TAWFIQIYA, Egypt - Chickens used to roam every dusty street in every village across Egypt, and many of its city alleys too.
But bird flu is changing that. Chickens have nearly all vanished from sight, slaughtered, abandoned or locked away by a population increasingly aware of, and frightened by, the disease's stubborn grip.
Even as bird flu has dropped out of global headlines, experts are worried about its persistence around the world. With 47 human cases and 20 deaths, Egypt is the third most affected country after Indonesia and Vietnam.
For the past two years the government has been trying to change the deep-rooted poultry-rearing behaviours that have turned the country of 76 million people into a bird flu hot spot.
But only with the rising death toll - mostly rural women who traditionally tend chickens - have Egypt's poor finally grasped the need to alter their ways.
"In the beginning, the people were just afraid for their chickens. Now they are afraid for themselves," said Abeer Hussein Moussa, describing the gradual change in attitudes in her village of Tawfiqiya, south of Cairo in the sprawling Fayyoum oasis.
Like Indonesia and Vietnam, Egyptian authorities have found it hard to keep people from growing chickens in their backyards, intertwining human and avian life in ways that could allow the deadly H5N1 influenza virus to someday mutate into a form contagious to humans.
"There are several hot spots around the world where we don't seem to be able to get ahead of the disease, and Egypt is certainly one of them," Juan Lebroth, head of infectious diseases for the Animal Health Service of the U.N.'s Food and Agriculture Organization, told The Associated Press by phone from Rome.
"Although we have avian flu in other countries, there is so much of it in Egypt that the risks are greater than elsewhere," he added.
Bird flu started sweeping through poultry populations across Asia in 2003 and has since jumped to humans, killing at least 236 people, nearly half of them in Indonesia.
It's still hard for people to catch it, and so far, most human cases have been linked to contact with infected birds, dead or alive.

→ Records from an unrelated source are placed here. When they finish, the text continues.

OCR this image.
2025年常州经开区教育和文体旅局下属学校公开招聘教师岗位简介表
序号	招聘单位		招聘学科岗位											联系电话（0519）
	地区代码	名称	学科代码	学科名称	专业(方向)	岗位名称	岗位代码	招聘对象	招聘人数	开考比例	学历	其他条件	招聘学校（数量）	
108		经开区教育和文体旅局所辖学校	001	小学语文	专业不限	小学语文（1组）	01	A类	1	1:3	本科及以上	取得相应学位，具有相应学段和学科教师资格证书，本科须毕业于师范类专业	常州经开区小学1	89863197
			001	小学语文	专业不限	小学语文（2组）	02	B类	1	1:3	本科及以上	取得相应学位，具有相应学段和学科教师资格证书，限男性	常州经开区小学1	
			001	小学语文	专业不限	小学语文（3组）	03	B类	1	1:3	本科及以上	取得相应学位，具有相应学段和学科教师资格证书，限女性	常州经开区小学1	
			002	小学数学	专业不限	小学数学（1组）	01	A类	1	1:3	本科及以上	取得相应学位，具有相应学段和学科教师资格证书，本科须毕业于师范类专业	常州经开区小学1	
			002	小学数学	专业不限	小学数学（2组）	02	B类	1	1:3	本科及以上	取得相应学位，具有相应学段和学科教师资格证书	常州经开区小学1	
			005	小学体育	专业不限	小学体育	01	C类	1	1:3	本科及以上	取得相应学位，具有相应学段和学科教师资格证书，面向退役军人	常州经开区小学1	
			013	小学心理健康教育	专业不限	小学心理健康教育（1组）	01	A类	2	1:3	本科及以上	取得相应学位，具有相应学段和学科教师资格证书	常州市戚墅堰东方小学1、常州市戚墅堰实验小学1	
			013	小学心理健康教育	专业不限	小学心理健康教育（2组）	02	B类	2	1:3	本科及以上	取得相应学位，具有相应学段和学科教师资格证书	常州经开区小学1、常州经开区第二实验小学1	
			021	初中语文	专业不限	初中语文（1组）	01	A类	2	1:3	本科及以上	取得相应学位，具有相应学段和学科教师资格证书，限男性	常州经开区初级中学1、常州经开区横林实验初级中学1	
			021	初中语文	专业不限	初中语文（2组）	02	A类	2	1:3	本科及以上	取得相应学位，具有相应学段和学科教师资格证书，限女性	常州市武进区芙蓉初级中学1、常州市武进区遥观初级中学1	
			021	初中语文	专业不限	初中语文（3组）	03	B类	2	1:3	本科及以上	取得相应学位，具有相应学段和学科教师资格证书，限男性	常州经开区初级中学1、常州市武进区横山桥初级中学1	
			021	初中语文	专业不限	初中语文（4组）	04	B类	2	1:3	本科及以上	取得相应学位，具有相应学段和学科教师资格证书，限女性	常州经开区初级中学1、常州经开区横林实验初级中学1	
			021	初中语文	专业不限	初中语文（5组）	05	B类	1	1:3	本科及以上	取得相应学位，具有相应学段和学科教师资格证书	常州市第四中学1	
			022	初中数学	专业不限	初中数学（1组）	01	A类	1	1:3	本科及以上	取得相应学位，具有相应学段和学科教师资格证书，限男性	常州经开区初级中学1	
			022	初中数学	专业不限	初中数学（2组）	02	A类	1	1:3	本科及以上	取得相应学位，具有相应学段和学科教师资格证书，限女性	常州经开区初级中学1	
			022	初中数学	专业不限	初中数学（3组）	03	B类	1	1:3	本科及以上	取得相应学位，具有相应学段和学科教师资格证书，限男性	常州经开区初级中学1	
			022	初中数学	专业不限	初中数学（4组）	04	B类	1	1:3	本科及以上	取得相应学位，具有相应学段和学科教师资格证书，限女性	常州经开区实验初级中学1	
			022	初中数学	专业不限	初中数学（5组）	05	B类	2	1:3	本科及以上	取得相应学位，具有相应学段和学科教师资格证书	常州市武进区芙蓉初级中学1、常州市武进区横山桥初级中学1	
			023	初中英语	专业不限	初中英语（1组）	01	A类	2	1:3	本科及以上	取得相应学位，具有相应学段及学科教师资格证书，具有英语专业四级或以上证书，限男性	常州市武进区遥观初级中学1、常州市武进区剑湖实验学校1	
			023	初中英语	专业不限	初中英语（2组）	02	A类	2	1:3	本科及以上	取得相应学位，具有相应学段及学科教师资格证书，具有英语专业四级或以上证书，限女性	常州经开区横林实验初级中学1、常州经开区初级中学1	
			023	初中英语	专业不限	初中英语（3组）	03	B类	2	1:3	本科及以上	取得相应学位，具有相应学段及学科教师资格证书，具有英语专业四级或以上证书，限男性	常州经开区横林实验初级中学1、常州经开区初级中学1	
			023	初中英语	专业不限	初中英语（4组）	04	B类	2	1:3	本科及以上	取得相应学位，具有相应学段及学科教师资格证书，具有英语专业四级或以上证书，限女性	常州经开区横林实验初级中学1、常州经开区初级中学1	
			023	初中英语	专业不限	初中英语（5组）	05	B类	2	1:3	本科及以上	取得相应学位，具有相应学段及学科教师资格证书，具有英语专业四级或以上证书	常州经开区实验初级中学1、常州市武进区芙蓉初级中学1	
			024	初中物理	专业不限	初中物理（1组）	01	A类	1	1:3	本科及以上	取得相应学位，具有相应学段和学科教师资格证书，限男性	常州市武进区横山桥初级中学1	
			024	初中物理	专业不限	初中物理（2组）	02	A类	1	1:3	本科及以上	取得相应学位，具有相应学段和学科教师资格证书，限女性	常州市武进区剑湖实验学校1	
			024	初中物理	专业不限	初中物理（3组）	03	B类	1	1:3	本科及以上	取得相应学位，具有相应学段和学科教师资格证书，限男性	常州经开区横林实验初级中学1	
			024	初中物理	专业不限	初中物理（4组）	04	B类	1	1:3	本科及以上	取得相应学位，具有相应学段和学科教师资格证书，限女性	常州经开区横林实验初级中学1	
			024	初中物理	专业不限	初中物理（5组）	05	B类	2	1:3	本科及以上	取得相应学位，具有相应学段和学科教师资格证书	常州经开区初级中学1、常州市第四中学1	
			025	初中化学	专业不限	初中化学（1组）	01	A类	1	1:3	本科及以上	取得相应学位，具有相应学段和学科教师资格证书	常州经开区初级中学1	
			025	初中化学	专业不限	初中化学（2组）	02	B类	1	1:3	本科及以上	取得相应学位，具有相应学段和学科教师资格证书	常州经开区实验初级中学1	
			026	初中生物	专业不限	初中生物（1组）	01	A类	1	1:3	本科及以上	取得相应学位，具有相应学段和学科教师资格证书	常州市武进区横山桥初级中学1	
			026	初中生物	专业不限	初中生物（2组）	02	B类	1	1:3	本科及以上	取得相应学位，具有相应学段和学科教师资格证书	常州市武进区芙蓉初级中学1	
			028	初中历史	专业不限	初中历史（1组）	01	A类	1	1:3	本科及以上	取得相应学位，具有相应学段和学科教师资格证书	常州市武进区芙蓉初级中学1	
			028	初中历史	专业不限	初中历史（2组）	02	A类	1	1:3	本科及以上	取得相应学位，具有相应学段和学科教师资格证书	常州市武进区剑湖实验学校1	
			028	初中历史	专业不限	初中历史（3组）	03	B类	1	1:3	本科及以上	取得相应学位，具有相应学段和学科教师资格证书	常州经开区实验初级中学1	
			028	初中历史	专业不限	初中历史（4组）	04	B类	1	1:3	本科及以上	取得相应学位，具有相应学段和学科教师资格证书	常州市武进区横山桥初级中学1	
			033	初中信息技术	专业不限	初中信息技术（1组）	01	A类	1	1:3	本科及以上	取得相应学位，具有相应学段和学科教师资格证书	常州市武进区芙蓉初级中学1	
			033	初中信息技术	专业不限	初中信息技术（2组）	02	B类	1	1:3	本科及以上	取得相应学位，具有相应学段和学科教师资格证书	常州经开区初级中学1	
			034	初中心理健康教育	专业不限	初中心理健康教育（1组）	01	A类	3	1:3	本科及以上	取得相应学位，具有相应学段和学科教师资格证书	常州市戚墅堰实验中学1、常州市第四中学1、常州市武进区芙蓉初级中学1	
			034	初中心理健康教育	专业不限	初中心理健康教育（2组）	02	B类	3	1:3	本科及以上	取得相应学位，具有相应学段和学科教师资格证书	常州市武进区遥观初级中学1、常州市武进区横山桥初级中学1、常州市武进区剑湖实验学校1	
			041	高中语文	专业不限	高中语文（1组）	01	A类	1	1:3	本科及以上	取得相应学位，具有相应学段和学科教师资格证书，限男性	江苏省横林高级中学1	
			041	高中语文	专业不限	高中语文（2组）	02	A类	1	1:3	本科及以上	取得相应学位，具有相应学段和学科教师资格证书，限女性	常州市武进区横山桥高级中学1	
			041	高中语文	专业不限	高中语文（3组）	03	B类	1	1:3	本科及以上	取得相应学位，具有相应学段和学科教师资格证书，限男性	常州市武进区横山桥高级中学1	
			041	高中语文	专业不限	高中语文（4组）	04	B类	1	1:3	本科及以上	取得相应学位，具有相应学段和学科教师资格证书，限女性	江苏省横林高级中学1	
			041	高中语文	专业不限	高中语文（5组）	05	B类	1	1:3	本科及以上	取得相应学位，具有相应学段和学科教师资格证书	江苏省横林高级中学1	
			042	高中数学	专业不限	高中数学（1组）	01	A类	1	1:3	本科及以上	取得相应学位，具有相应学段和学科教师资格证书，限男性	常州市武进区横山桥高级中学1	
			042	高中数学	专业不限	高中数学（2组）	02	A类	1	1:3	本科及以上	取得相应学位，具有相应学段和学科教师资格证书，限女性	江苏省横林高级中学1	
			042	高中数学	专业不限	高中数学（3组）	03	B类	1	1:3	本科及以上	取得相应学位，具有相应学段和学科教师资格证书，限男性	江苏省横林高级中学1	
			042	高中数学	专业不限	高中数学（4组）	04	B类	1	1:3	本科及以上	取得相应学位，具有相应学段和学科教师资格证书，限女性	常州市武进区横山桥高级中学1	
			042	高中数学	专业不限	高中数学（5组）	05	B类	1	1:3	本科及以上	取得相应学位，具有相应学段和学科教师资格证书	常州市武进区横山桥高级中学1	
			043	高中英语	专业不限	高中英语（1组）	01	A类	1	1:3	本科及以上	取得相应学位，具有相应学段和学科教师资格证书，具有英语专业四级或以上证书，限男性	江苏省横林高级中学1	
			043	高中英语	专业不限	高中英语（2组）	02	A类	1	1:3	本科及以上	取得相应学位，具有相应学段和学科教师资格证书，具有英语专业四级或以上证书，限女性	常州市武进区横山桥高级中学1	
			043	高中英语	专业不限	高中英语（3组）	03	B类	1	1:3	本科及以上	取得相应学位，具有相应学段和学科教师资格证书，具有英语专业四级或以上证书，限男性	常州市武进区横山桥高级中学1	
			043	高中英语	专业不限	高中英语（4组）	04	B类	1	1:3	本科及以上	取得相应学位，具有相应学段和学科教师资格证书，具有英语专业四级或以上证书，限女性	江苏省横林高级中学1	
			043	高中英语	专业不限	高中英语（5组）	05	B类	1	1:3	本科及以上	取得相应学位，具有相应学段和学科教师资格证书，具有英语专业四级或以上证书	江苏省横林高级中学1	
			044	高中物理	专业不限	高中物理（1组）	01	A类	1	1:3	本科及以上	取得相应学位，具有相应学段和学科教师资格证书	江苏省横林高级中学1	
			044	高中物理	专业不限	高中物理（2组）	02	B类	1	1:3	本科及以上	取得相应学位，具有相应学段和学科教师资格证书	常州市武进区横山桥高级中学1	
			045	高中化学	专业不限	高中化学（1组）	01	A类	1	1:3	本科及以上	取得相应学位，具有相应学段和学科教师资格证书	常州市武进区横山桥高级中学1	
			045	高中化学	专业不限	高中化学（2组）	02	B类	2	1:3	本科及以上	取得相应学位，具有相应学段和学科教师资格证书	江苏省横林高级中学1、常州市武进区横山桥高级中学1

A human catches the disease by inhaling the blood, feathers or powdered feces of the poultry. Thus, those tending the birds, in Egypt usually women and children, are most vulnerable. More than 90 per cent of those infected have been either adult females or children and three-quarters of the fatalities have been women.
When the disease first appeared in Egypt in February 2006, 25 million birds were killed within weeks, devastating the poultry sector and particularly the family farmers.
"People lost a lot when the disease first appeared in Fayyoum," recalled Sahar Rabie, who educates people about bird flu in Tawfiqiya. "They would cull all the chickens in one square kilometre around a case, so people started to hide their chickens to protect them - some slaughtered them, others hid them under the bed."
The first human cases appeared a month later, with 14 people falling ill between March and May. Six died.
In Fayyoum villages, once famous for their chickens, five human cases have been recorded and three people have died, most recently a woman on March 4.
The U.S. Agency for International Development has funded grass-roots education through TV and house visits by local residents such as Rabie to explain the disease to villagers - especially women.
People are taught to keep their chickens in coops, rather than let them wander freely, especially into human living space. Villagers are also told to wear masks and gloves in the coops and wash carefully after cooking poultry.
But more than anything, the deaths have taught people to change their ways.
"There is total awareness now. People know to vaccinate their chickens," said villager Ragab Ahmed, who was quick to say his own chickens were healthy and had been inoculated with government-provided vaccine.
"Everyone is worried after Tirsa," he said, referring to the nearby village where the woman died two weeks earlier.
With most Egyptians getting out of the business of chicken raising, it is now largely restricted to big commercial farms - though many outside experts worry about how rigorous they are with vaccinations and say they could become reservoirs for the disease.
The government is starting to take notice and this year has closed 18 farms after discovering infected birds.
But while Egyptians may be safer from bird flu, they have lost a key source of protein.
Chicken once provided 43 per cent of Egyptians' protein needs, but egg and chicken prices are doubling.
"It was very cheap before this outbreak, the cheapest meat you can get here in Egypt," said John Jabbour of the Eastern Mediterranean office of the World Health Organization. "Poultry in the backyard was a matter of breakfast, lunch and dinner."